Surprisingly, SwwkingAlpha also works, if you click it, as a link to the SeekingAlpha article.
There are some proprietary processes out there that theoretically can take natural gas to a synthetic diesel. SASOL apparently has a plant being built in Sulfur, LA that supposedly will do this. IF so, there will be a market for that gas.
More than theory.
Shell oil has two working facilities and is planning another in the US.
Pearl GTL - an overview
http://www.shell.com/global/aboutshell/major-projects-2/pearl/overview.html
Steady increasing looks pretty flat to me.
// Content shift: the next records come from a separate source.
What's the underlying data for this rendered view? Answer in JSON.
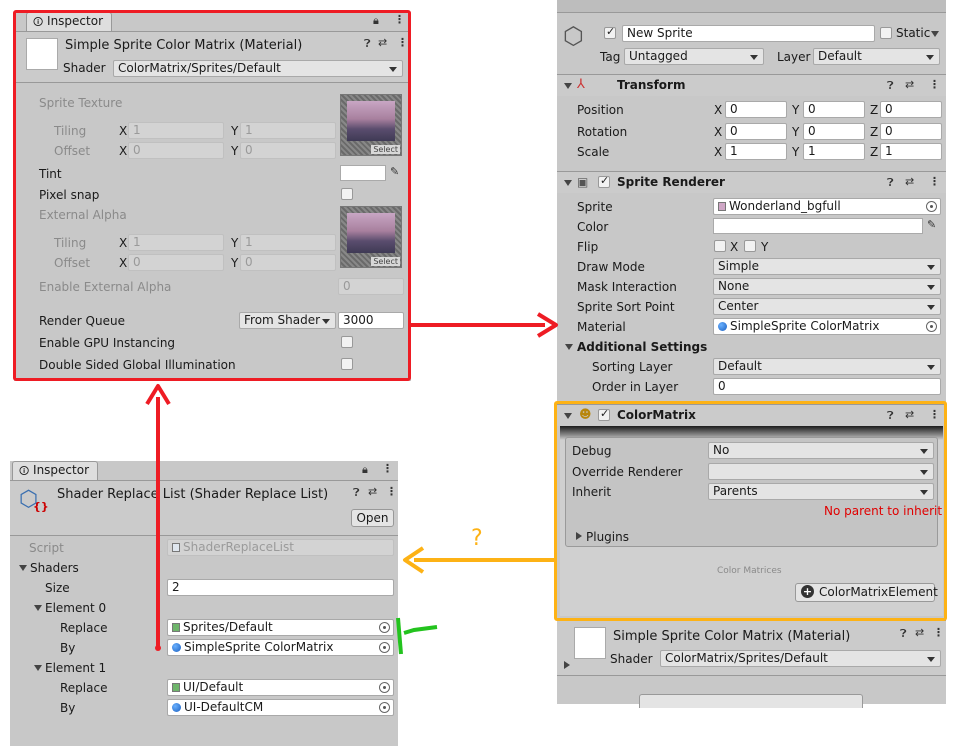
{
  "material_inspector": {
    "tab": "Inspector",
    "title": "Simple Sprite Color Matrix (Material)",
    "shader_label": "Shader",
    "shader_value": "ColorMatrix/Sprites/Default",
    "sprite_texture": "Sprite Texture",
    "tiling": "Tiling",
    "offset": "Offset",
    "x": "X",
    "y": "Y",
    "tiling_x": "1",
    "tiling_y": "1",
    "offset_x": "0",
    "offset_y": "0",
    "select": "Select",
    "tint": "Tint",
    "pixel_snap": "Pixel snap",
    "external_alpha": "External Alpha",
    "tiling2_x": "1",
    "tiling2_y": "1",
    "offset2_x": "0",
    "offset2_y": "0",
    "enable_external_alpha": "Enable External Alpha",
    "enable_external_alpha_value": "0",
    "render_queue": "Render Queue",
    "render_queue_mode": "From Shader",
    "render_queue_value": "3000",
    "gpu_instancing": "Enable GPU Instancing",
    "double_sided": "Double Sided Global Illumination"
  },
  "shader_replace": {
    "tab": "Inspector",
    "title": "Shader Replace List (Shader Replace List)",
    "open": "Open",
    "script_label": "Script",
    "script_value": "ShaderReplaceList",
    "shaders": "Shaders",
    "size_label": "Size",
    "size_value": "2",
    "element0": "Element 0",
    "replace": "Replace",
    "by": "By",
    "e0_replace": "Sprites/Default",
    "e0_by": "SimpleSprite ColorMatrix",
    "element1": "Element 1",
    "e1_replace": "UI/Default",
    "e1_by": "UI-DefaultCM"
  },
  "gameobject": {
    "name": "New Sprite",
    "static": "Static",
    "tag_label": "Tag",
    "tag_value": "Untagged",
    "layer_label": "Layer",
    "layer_value": "Default"
  },
  "transform": {
    "title": "Transform",
    "position": "Position",
    "rotation": "Rotation",
    "scale": "Scale",
    "x": "X",
    "y": "Y",
    "z": "Z",
    "pos": [
      "0",
      "0",
      "0"
    ],
    "rot": [
      "0",
      "0",
      "0"
    ],
    "scl": [
      "1",
      "1",
      "1"
    ]
  },
  "sprite_renderer": {
    "title": "Sprite Renderer",
    "sprite": "Sprite",
    "sprite_value": "Wonderland_bgfull",
    "color": "Color",
    "flip": "Flip",
    "flip_x": "X",
    "flip_y": "Y",
    "draw_mode": "Draw Mode",
    "draw_mode_value": "Simple",
    "mask_interaction": "Mask Interaction",
    "mask_interaction_value": "None",
    "sort_point": "Sprite Sort Point",
    "sort_point_value": "Center",
    "material": "Material",
    "material_value": "SimpleSprite ColorMatrix",
    "additional": "Additional Settings",
    "sorting_layer": "Sorting Layer",
    "sorting_layer_value": "Default",
    "order_in_layer": "Order in Layer",
    "order_in_layer_value": "0"
  },
  "color_matrix": {
    "title": "ColorMatrix",
    "debug": "Debug",
    "debug_value": "No",
    "override_renderer": "Override Renderer",
    "override_renderer_value": "",
    "inherit": "Inherit",
    "inherit_value": "Parents",
    "warning": "No parent to inherit",
    "plugins": "Plugins",
    "color_matrices": "Color Matrices",
    "add_element": "ColorMatrixElement"
  },
  "bottom_material": {
    "title": "Simple Sprite Color Matrix (Material)",
    "shader_label": "Shader",
    "shader_value": "ColorMatrix/Sprites/Default"
  },
  "annotation": {
    "question": "?"
  },
  "colors": {
    "red": "#ee1c24",
    "orange": "#fdb215",
    "green": "#23c31e",
    "warning": "#e00000"
  },
  "icons": [
    "info-icon",
    "lock-icon",
    "menu-icon",
    "help-icon",
    "settings-icon",
    "eyedropper-icon",
    "object-picker-icon",
    "cube-icon",
    "transform-icon",
    "sprite-renderer-icon",
    "script-icon",
    "plus-icon",
    "red-arrow",
    "orange-arrow",
    "green-check"
  ]
}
U.S. Dry Natural Gas Production
http://www.eia.gov/dnav/ng/hist/n9070us2m.htm
To me they are giving an incomplete picture. The ratio of associated gas is far higher in the chase for condensate (natural gas liquids). In places in the Eagle Ford rigs get counted in the oil count as they go after liquid production but have a far higher associated gas production in comparison to traditional oil.
http://www.bloomberg.com/news/2013-01-28/shell-kinder-morgan-to-export-natural-gas-from-u-s-.html
By Mike Lee Jan 28, 2013 11:53 AM CT
Royal Dutch Shell Plc (RDSA) and Kinder Morgan Inc. (KMI) announced their intention to form a company to export liquefied natural gas from a site in Georgia, the latest of more than 20 export terminals seeking to ship U.S gas overseas.
Gas is our ace-in-the-hole card. Unbelievable quantity(quadrillions instead of trillions of cubic feet) and environmentally great.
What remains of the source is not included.